A blog post this week over at CBS MoneyWatch tells the story of an unemployed – not retired, mind you, but rather unemployed – 83 year-old woman. Gloria Davis, out of work for a year, recently decided to scrap her job search and go into business for herself. The blog post describes someone who is working because she wants to continue to contribute and make a difference.

Clearly notions of retirement are changing, and for good reason – we are living longer, healthier lives while, at the same time, many people work in professions that aren’t very physically demanding (retiring at 65 after years spent in a field or a mine or a factory floor might make sense; retiring at 65 after decades of sitting at a desk, one could argue, might not make as much sense).

But according to an article in USA Today, those who would like to leave the workforce earlier rather than later, and are counting on a 401(k) plan to fund that dream, may have to wait a while. The article notes that many 401(k) investors are close to being back to where they were before the markets collapsed. On the other hand, many workers don’t fully grasp the amount of money they will need to retire:

A 401(k) plan has an intrinsic problem. It tries to reach a specific goal — the amount you need to retire — by investing in stocks, bonds and money market funds, none of which offer specific returns. In essence, a 401(k) takes the task of a highly paid pension manager and gives it to each worker.

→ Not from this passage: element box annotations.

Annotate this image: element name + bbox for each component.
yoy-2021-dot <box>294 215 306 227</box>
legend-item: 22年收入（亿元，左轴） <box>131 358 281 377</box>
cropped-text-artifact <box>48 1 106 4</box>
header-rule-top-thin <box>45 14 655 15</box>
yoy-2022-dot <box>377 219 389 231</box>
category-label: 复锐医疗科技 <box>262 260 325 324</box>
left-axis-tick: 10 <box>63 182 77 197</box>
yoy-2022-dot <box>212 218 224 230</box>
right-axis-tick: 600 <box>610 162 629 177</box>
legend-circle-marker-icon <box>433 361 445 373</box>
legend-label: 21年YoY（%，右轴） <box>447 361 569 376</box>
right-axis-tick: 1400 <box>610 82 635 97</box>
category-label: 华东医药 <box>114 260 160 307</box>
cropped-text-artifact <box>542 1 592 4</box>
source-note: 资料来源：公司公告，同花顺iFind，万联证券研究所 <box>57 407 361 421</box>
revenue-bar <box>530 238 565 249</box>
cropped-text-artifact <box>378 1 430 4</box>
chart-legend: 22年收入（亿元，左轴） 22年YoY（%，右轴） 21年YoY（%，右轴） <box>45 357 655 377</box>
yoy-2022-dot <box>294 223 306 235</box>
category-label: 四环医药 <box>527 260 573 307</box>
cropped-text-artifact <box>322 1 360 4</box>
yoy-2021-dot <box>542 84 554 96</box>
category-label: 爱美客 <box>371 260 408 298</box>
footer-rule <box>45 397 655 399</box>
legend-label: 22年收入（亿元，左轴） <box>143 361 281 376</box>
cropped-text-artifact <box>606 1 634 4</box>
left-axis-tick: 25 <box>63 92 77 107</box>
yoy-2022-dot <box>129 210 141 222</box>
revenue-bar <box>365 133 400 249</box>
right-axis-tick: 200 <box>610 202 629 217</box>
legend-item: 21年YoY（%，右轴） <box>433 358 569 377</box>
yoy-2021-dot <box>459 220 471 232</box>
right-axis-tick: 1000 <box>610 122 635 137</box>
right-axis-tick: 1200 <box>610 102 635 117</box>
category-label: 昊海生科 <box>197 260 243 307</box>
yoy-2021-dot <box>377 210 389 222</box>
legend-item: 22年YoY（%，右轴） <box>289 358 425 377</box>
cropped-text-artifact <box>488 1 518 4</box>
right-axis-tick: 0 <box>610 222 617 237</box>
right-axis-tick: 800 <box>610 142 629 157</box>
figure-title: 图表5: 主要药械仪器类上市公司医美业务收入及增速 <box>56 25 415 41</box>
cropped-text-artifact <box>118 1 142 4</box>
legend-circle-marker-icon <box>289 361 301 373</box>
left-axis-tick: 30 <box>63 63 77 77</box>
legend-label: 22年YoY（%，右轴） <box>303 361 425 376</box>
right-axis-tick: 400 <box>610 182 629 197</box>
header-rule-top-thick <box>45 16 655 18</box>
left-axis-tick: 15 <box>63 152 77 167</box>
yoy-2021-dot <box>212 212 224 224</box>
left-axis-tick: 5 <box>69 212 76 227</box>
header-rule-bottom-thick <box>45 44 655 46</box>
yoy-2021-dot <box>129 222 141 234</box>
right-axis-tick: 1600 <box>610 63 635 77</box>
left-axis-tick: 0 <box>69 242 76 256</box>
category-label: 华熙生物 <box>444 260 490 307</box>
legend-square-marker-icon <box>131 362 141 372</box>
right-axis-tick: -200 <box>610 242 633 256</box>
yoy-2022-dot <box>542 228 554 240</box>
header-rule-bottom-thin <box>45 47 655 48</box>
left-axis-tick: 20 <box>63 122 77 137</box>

My own opinion is that while there certainly will be improvements to 401(k) plans and other retirement investment vehicles in the coming decades, the very notion of retirement is going to change radically. I think it’s entirely possible that many people will be working into their 70s and maybe many even into their 80s. While some will do so because they have little choice, many will do so because they want to. In the words of 83 year-old Gloria Davis, “how long can you travel, how many times can you golf?”